Questa difesa strenua dell’individuo, del particolare, della specificità, della singolarità ha una genealogia culturale precisa, in cui convergono l’ethos alto-borghese del liberalismo ottocentesco e gli imperativi morali della teologia protestante. Intorno al 1920, ha anche precisi obiettivi polemici: l’unanimismo di Romain Rolland, il «piatto razionalismo» sovranazionale di Henri Barbusse e del gruppo «Clarté», entrambi inclini a enfatizzare gli elementi di comunanza fra i popoli, in un’ottica di collaborazione più o meno diretta con la Terza Internazionale; nasce infine da una riflessione esistenziale, dal disagio di fronte a una «generazione» più giovane che «desidera solo congedarsi dal proprio io». E tuttavia, paradossalmente, l’esaltazione del particolare si declina anche, in Gide, in funzione anti-tedesca, dal momento che il proprium della «razza» germanica starebbe precisamente nella «straordinaria difficoltà» dell’individuo «a staccarsi dalla massa». Mentre è grazie allo «spirito francese, più libero, più vivace», che le moderne singolarità hanno trovato il terreno più fertile per svilupparsi: «Il francese non rinuncia volentieri alla sua dimensione d’individuo; tutta la sua cultura tende, inoltre, a sviluppare e ad acuire il suo innato spirito critico».

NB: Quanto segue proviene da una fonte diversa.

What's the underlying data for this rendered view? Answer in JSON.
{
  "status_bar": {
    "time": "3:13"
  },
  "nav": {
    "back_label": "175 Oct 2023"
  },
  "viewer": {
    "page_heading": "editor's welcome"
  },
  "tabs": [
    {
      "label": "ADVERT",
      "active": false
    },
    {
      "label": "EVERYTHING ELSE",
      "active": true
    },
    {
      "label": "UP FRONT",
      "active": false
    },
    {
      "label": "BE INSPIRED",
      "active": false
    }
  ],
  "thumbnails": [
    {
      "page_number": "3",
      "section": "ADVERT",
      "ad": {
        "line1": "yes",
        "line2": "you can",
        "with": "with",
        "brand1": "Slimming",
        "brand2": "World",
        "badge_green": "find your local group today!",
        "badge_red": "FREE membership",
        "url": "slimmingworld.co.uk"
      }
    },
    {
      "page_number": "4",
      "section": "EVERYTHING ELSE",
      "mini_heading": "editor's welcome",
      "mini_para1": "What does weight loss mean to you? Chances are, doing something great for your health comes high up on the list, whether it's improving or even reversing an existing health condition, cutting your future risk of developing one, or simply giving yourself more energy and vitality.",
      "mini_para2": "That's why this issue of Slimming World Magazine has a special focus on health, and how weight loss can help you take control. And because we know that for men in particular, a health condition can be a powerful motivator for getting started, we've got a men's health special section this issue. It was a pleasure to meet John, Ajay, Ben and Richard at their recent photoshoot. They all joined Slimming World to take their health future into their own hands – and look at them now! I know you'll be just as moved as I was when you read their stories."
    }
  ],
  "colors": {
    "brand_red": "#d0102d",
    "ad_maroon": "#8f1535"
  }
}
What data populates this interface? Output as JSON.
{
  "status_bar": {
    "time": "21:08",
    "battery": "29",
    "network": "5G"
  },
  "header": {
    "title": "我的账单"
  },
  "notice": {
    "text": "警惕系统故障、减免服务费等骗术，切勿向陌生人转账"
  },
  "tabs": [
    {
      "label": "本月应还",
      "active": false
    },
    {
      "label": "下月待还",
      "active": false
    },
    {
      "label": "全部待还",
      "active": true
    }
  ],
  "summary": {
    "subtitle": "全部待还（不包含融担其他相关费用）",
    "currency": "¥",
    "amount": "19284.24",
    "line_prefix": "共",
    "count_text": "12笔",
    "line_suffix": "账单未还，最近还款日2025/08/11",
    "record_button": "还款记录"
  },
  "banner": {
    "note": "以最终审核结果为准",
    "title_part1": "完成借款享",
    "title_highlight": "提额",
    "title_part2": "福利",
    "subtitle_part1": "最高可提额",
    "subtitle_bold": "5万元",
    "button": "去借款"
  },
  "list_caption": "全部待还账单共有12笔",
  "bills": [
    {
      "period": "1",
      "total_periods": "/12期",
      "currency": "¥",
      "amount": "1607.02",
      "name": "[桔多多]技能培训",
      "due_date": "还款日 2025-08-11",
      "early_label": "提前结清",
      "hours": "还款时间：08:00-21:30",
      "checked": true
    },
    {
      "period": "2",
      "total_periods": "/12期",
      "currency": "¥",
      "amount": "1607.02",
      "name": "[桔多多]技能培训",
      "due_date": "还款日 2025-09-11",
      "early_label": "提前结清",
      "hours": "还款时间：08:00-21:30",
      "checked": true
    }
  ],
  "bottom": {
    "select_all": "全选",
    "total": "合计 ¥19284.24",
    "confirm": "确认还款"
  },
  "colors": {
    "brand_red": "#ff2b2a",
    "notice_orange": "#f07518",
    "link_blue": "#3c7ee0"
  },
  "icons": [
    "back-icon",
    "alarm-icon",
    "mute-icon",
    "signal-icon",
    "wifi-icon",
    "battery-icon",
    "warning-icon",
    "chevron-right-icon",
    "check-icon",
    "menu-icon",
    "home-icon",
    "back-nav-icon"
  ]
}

I pregiudizi idealistici sono ancora moneta corrente negli anni fra le due guerre: esiste uno «spirito delle Nazioni», si può descrivere la psicologia dei diversi popoli; e Parigi è ancora la capitale culturale dell’Occidente, la città dei diritti dell’uomo e delle Lumières. Era forse inevitabile, perciò, che tutto il discorso di Gide fosse minato da un’aporia ai nostri occhi imbarazzante: le curatrici, brave anche nel condurre un esperimento di traduzione collettiva, non la passano sotto silenzio. Ma l’ambivalenza ha anche una forza propulsiva, e il programma suggerito da Gide, nel Discorso pronunciato a Pertisau (1946) per contrastare il nichilismo che minacciava l’Occidente nel secondo dopoguerra, può ancora valere da antidoto contro i relativismi sciocchi del politically correct, di cui il nostro presente è infestato: «Più mi direte e mi convincerete che non c’è nulla di assoluto in questo mondo e nel nostro cielo, che la verità, la giustizia e la bellezza sono creazioni dell’uomo, più mi convincerete che, quindi, è nell’interesse dell’uomo mantenerle e che ne va del suo onore. L’uomo è responsabile di Dio».